Comme on a pu l'observer ces dernières années, il se peut qu'une fois encore, l'année 2013 soit coupée en 2, avec quelques épisodes de regain de volatilité. Sauf émergence d'un risque extrême (hello "fiscal cliff"), le premier semestre pourrait voir une poursuite de la revalorisation des actifs à risque, et notamment des actions.

Le second semestre pourrait être celui où les investisseurs commenceront à se poser de réelles questions : les défis macro-économiques (dette publique, cycle du crédit, situation du marché immobilier, dynamique du commerce international...) sont-ils sous contrôle ou menacent-ils de faire replonger un État important en récession ?

 

L'austérité budgétaire traverse l'Atlantique

La question de l'austérité budgétaire devrait rester d'actualité. Mais alors que jusqu'ici elle faisait surtout bouger les marchés financiers européens, cette question se posera l'an prochain aux Etats-Unis. Le pays devra traiter la question du plafond de dette (déjà posée en 2011) et faire la démonstration qu'un compromis politique pour réduire les déficits est encore possible (ce qui n'avait pas été possible à l'époque).

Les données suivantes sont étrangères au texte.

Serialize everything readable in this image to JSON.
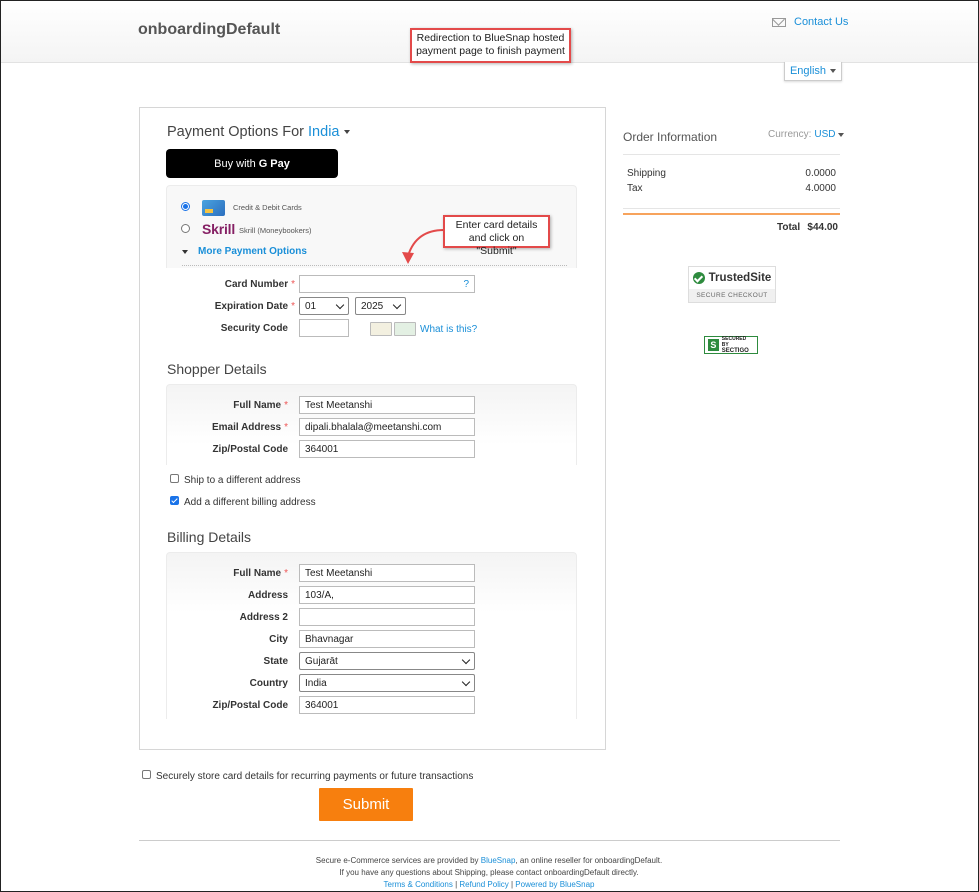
{
  "header": {
    "brand": "onboardingDefault",
    "contact_label": "Contact Us",
    "language": "English"
  },
  "annotations": {
    "redirect_note": "Redirection to BlueSnap hosted payment page to finish payment",
    "card_note": "Enter card details and click on \"Submit\""
  },
  "payment": {
    "title_prefix": "Payment Options For",
    "country": "India",
    "gpay_label": "Buy with",
    "gpay_brand": "G Pay",
    "options": [
      {
        "label": "Credit & Debit Cards",
        "selected": true
      },
      {
        "label": "Skrill (Moneybookers)",
        "brand": "Skrill",
        "selected": false
      }
    ],
    "more_options": "More Payment Options",
    "card_number_label": "Card Number",
    "card_number_value": "",
    "card_help": "?",
    "expiration_label": "Expiration Date",
    "exp_month": "01",
    "exp_year": "2025",
    "security_label": "Security Code",
    "security_value": "",
    "what_is_this": "What is this?"
  },
  "shopper": {
    "title": "Shopper Details",
    "full_name_label": "Full Name",
    "full_name": "Test Meetanshi",
    "email_label": "Email Address",
    "email": "dipali.bhalala@meetanshi.com",
    "zip_label": "Zip/Postal Code",
    "zip": "364001",
    "ship_different": {
      "label": "Ship to a different address",
      "checked": false
    },
    "billing_different": {
      "label": "Add a different billing address",
      "checked": true
    }
  },
  "billing": {
    "title": "Billing Details",
    "full_name_label": "Full Name",
    "full_name": "Test Meetanshi",
    "address_label": "Address",
    "address": "103/A,",
    "address2_label": "Address 2",
    "address2": "",
    "city_label": "City",
    "city": "Bhavnagar",
    "state_label": "State",
    "state": "Gujarāt",
    "country_label": "Country",
    "country": "India",
    "zip_label": "Zip/Postal Code",
    "zip": "364001"
  },
  "store_card": {
    "label": "Securely store card details for recurring payments or future transactions",
    "checked": false
  },
  "submit_label": "Submit",
  "order": {
    "title": "Order Information",
    "currency_label": "Currency:",
    "currency": "USD",
    "rows": [
      {
        "label": "Shipping",
        "value": "0.0000"
      },
      {
        "label": "Tax",
        "value": "4.0000"
      }
    ],
    "total_label": "Total",
    "total_value": "$44.00"
  },
  "badges": {
    "trusted_title": "TrustedSite",
    "trusted_sub": "SECURE CHECKOUT",
    "sectigo_line1": "SECURED BY",
    "sectigo_line2": "SECTIGO"
  },
  "footer": {
    "line1_prefix": "Secure e-Commerce services are provided by",
    "line1_link": "BlueSnap",
    "line1_suffix": ", an online reseller for onboardingDefault.",
    "line2": "If you have any questions about Shipping, please contact onboardingDefault directly.",
    "links": [
      "Terms & Conditions",
      "Refund Policy",
      "Powered by BlueSnap"
    ]
  },
  "colors": {
    "accent": "#1a8fd8",
    "submit": "#f77f0e",
    "annotation": "#e34a4a"
  }
}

A défaut de progrès politiques convaincants, les marchés risquent une nouvelle fois d'être pris d'une certaine fébrilité (passagère) quant aux perspectives de croissance économique et des profits des entreprises. Dans une telle situation, le risque est que les banques centrales soient à nouveau appelées à la rescousse et que ces actions ne suffisent plus à rassurer les investisseurs.

 

Optimisme des professionnels

Pour l'heure, la plupart des stratégistes/gérants qui ont partagé leurs prévisions pour 2013 privilégient tous un scénario central fondé sur un retour très progressif de la croissance, avec une faible probabilité d'émergence d'un événement extrême.

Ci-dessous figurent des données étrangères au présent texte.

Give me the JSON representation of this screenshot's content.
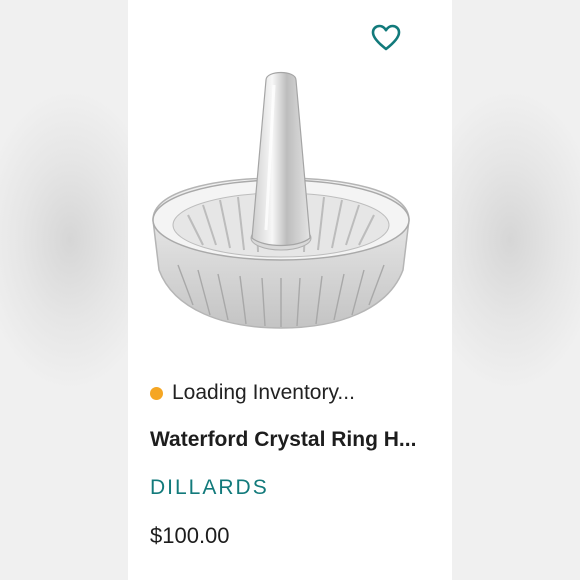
{
  "listing": {
    "status_text": "Loading Inventory...",
    "title": "Waterford Crystal Ring H...",
    "brand": "DILLARDS",
    "price": "$100.00"
  },
  "icons": {
    "like": "heart-outline-icon",
    "status": "status-dot-icon"
  },
  "colors": {
    "accent": "#127a7b",
    "status_dot": "#f5a623",
    "text": "#1d1d1d"
  }
}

Dans cet état d'esprit, la plupart des allocations d'actifs sont une sorte de copier-coller de ce qui a fait la bonne fortune des professionnels de la Bourse ces derniers mois : le crédit reste la classe d'actifs privilégiée ; les actions devraient poursuivre leur revalorisation malgré une croissance faible, voire nulle, des profits ; les obligations souveraines sont intéressantes dans la périphérie de la zone euro et dans les pays émergents ; les valeurs refuge n'ont plus rien à offrir et sont surévaluées ; l'or reste une classe d'actif à considérer dans l'éventualité où un débat sur l'inflation viendrait occuper le devant de la scène.

 

Les actions, actif vedette ?

Bizarrement, tout le monde s'accorde à dire que la bonne performance à attendre des actions reposera avant tout sur la poursuite de la hausse des multiples de valorisation, sans croissance des résultats à attendre l'an prochain. Le consensus, actuellement à +11,4% sur les actions européennes par exemple, est considéré comme trop optimiste.

Il est difficile de ne pas reconnaître qu'il y a sous-évaluation des actions, européennes et émergentes notamment, par rapport à d'autres classes d'actifs. Mais croire que le seul moteur de performance viendra de la dynamique des flux de fonds (aujourd'hui bloqués à hauteur de 1.200 milliards d'euros dans des OPCVM monétaires), peut sembler un pari risqué... surtout si la macro ne donne pas plus de signes d'amélioration durable...

À un horizon plus long (plusieurs décennies), il est évident que les actions sont LA classe d'actifs à détenir dans une allocation d'actifs. À plus court terme, en revanche, comment ne pas s'étonner du consensus qui règne sur la classe d'actifs alors que l'on observe dans le même temps une déconnexion entre la Bourse et les indicateurs avancés.